In that summary I drew several conclusions based on field observations. Two points that I would like to revisit are:
- Sambar rarely take more than a small number of mouthfuls from an individual plant.
- Sambar are attracted to blackwoods in August.
This discussion is based on further observations around blackwood (Acacia melanoxylon) but is also applicable to several other species such as wild cherry (Exocarpos cupressiformis).
Since my initial study there have been a succession of fires in 1998/9, 2003, 2006/7, 2009 and 2013 which swept through much of our Victorian sambar forests. As every experienced hunter knows, the bush has changed dramatically since the fires and no longer looks as it did prior to these fires. As the forest regenerates it will continue to evolve and it will change again. It will not be as we remember with some areas undergoing significant change. As an example; successive fires have replaced forest with grasslands in areas of the Alpine National Park.

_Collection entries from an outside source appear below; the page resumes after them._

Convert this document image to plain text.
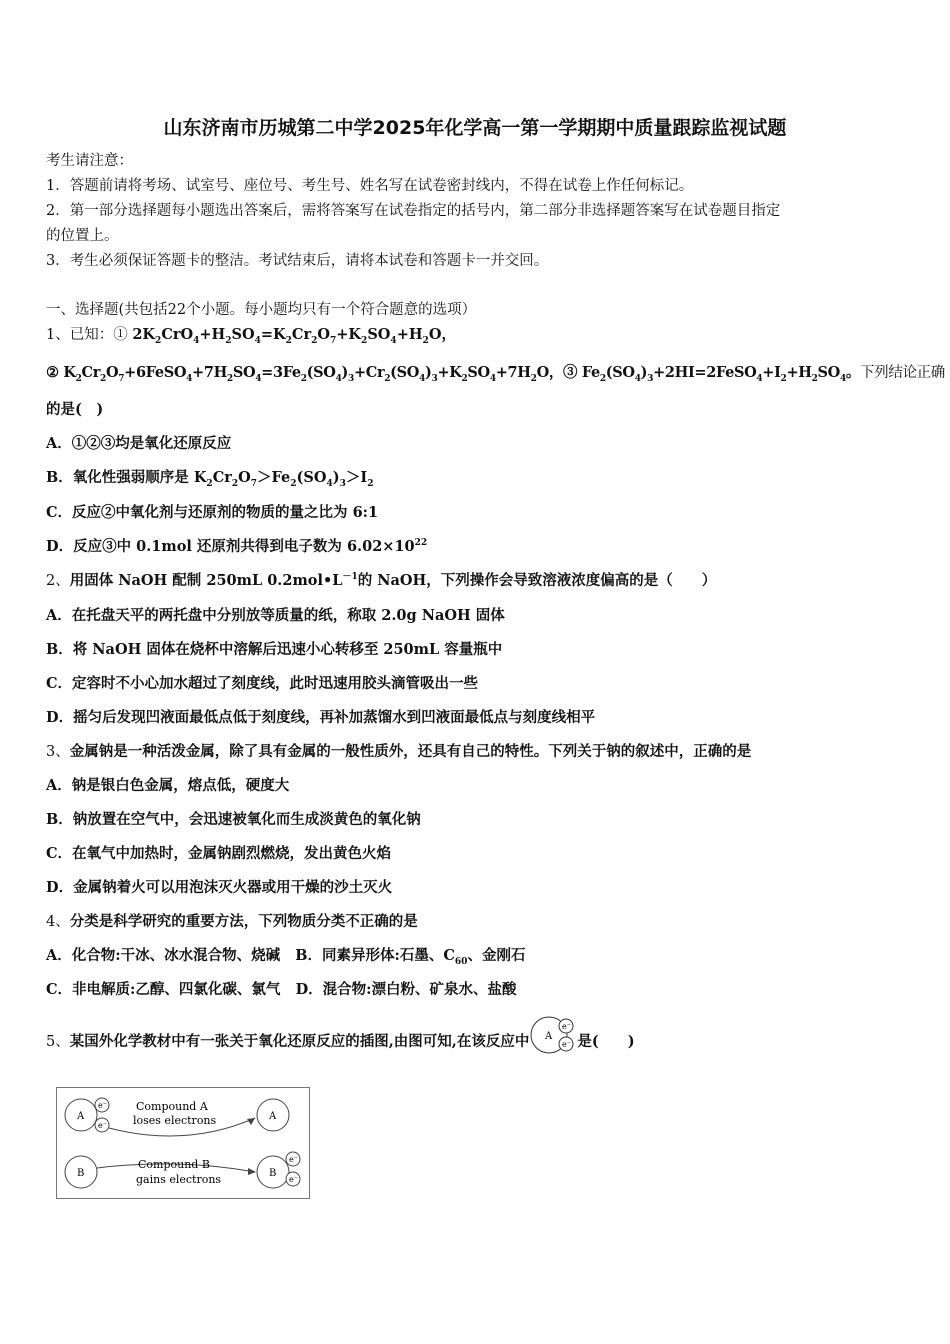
山东济南市历城第二中学2025年化学高一第一学期期中质量跟踪监视试题
考生请注意：
1．答题前请将考场、试室号、座位号、考生号、姓名写在试卷密封线内，不得在试卷上作任何标记。
2．第一部分选择题每小题选出答案后，需将答案写在试卷指定的括号内，第二部分非选择题答案写在试卷题目指定
的位置上。
3．考生必须保证答题卡的整洁。考试结束后，请将本试卷和答题卡一并交回。
一、选择题(共包括22个小题。每小题均只有一个符合题意的选项）
1、已知：① $2K_2CrO_4+H_2SO_4=K_2Cr_2O_7+K_2SO_4+H_2O$，
② $K_2Cr_2O_7+6FeSO_4+7H_2SO_4=3Fe_2(SO_4)_3+Cr_2(SO_4)_3+K_2SO_4+7H_2O$，③ $Fe_2(SO_4)_3+2HI=2FeSO_4+I_2+H_2SO_4$。下列结论正确
的是(　)
A．①②③均是氧化还原反应
B．氧化性强弱顺序是 $K_2Cr_2O_7>Fe_2(SO_4)_3>I_2$
C．反应②中氧化剂与还原剂的物质的量之比为 6:1
D．反应③中 0.1mol 还原剂共得到电子数为 $6.02\times 10^{22}$
2、用固体 NaOH 配制 250mL $0.2mol•L^{-1}$的 NaOH，下列操作会导致溶液浓度偏高的是（　　）
A．在托盘天平的两托盘中分别放等质量的纸，称取 2.0g NaOH 固体
B．将 NaOH 固体在烧杯中溶解后迅速小心转移至 250mL 容量瓶中
C．定容时不小心加水超过了刻度线，此时迅速用胶头滴管吸出一些
D．摇匀后发现凹液面最低点低于刻度线，再补加蒸馏水到凹液面最低点与刻度线相平
3、金属钠是一种活泼金属，除了具有金属的一般性质外，还具有自己的特性。下列关于钠的叙述中，正确的是
A．钠是银白色金属，熔点低，硬度大
B．钠放置在空气中，会迅速被氧化而生成淡黄色的氧化钠
C．在氧气中加热时，金属钠剧烈燃烧，发出黄色火焰
D．金属钠着火可以用泡沫灭火器或用干燥的沙土灭火
4、分类是科学研究的重要方法，下列物质分类不正确的是
A．化合物:干冰、冰水混合物、烧碱 B．同素异形体:石墨、$C_{60}$、金刚石
C．非电解质:乙醇、四氯化碳、氯气 D．混合物:漂白粉、矿泉水、盐酸
5、某国外化学教材中有一张关于氧化还原反应的插图,由图可知,在该反应中 A
e⁻
e⁻ 是(　　)
A
e⁻
e⁻
A
B	B
e⁻
e⁻
Compound A
loses electrons
Compound B
gains electrons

The severe fires killed many of the mature blackwood trees. However, blackwood has a strategy for survival - seeds germinate and numerous suckers spring from their very extensive network of roots to form thickets. Most of these seedlings and suckers will die as part of the natural process leaving a small number to reach maturity. This is normal as mature blackwoods do not grow in thickets however there can be several big blackwood trees in close proximity.
For several years now, every sambar stomach content I have examined from the area where I originally collected the field data has contained a large proportion of blackwood leaves. This was not the case in the 1970s. The interesting thing is the presence of leaves in months other than August. The other aspect is that very heavy browse sign is obvious on large numbers of suckers. Distinct browse lines are also present on small trees.
When observing evidence of browsing it is easy to draw a simplistic conclusion that sambar are decimating and killing blackwood. Remember, part of the blackwood post-fire cycle is a profusion of regrowth and a natural die off with a small number of trees reaching maturity.
In the fire affected areas, blackwood is going through its cycle with an abundance of regrowth, these young vibrant plants are a standing invitation to sambar. As the trees mature they will become less palatable to sambar and their food preference will shift, probably back to a seasonal preference in August. When the attractiveness of a food plant changes, sambar will look to other preferable and more available food plants. Food selection is based on availability and palatability. Since the fires, I have noted a shift away from prickly coprosma which I had considered to be the preferred and staple food source for sambar in the study area. The only constant I have observed over time is change. When it comes to food and habitat preferences, sambar, like all herbivores, are influenced by the seasons and availability.
There is one more variable to consider - deer numbers. Sambar numbers are now at an all-time high in some areas, placing a higher demand on edible plants than when I did my survey. In the 1970s low numbers of deer appeared to have a negligible impact on the flora. There is a point when unrestrained deer numbers will have a negative impact on the environment and the question is; when will this happen? When the environment can no longer support an overly large population of sambar, the population will decline. As that happens, body weights, antler quality, reproduction and survival rates will fall.
With proper research and positive management practices sambar numbers can be maintained at an acceptable level for the deer hunter and the environment. It’s called Game Management and a sustainable harvest. It won’t happen by itself, it requires dedication and influence to make it happen.
My question above was ‘Blackwood did I get it wrong?’ No, I don’t think so, times and the bush have changed, especially after the fires. Sambar have adapted and taken advantage of the change. We as hunters must adapt and take advantage of the opportunity by shooting more hinds, pushing government to become involved in research into this species and by promoting effective game management. The alternative is an inevitable decline and the label pest instead of ‘Australia’s Greatest Game Animal’.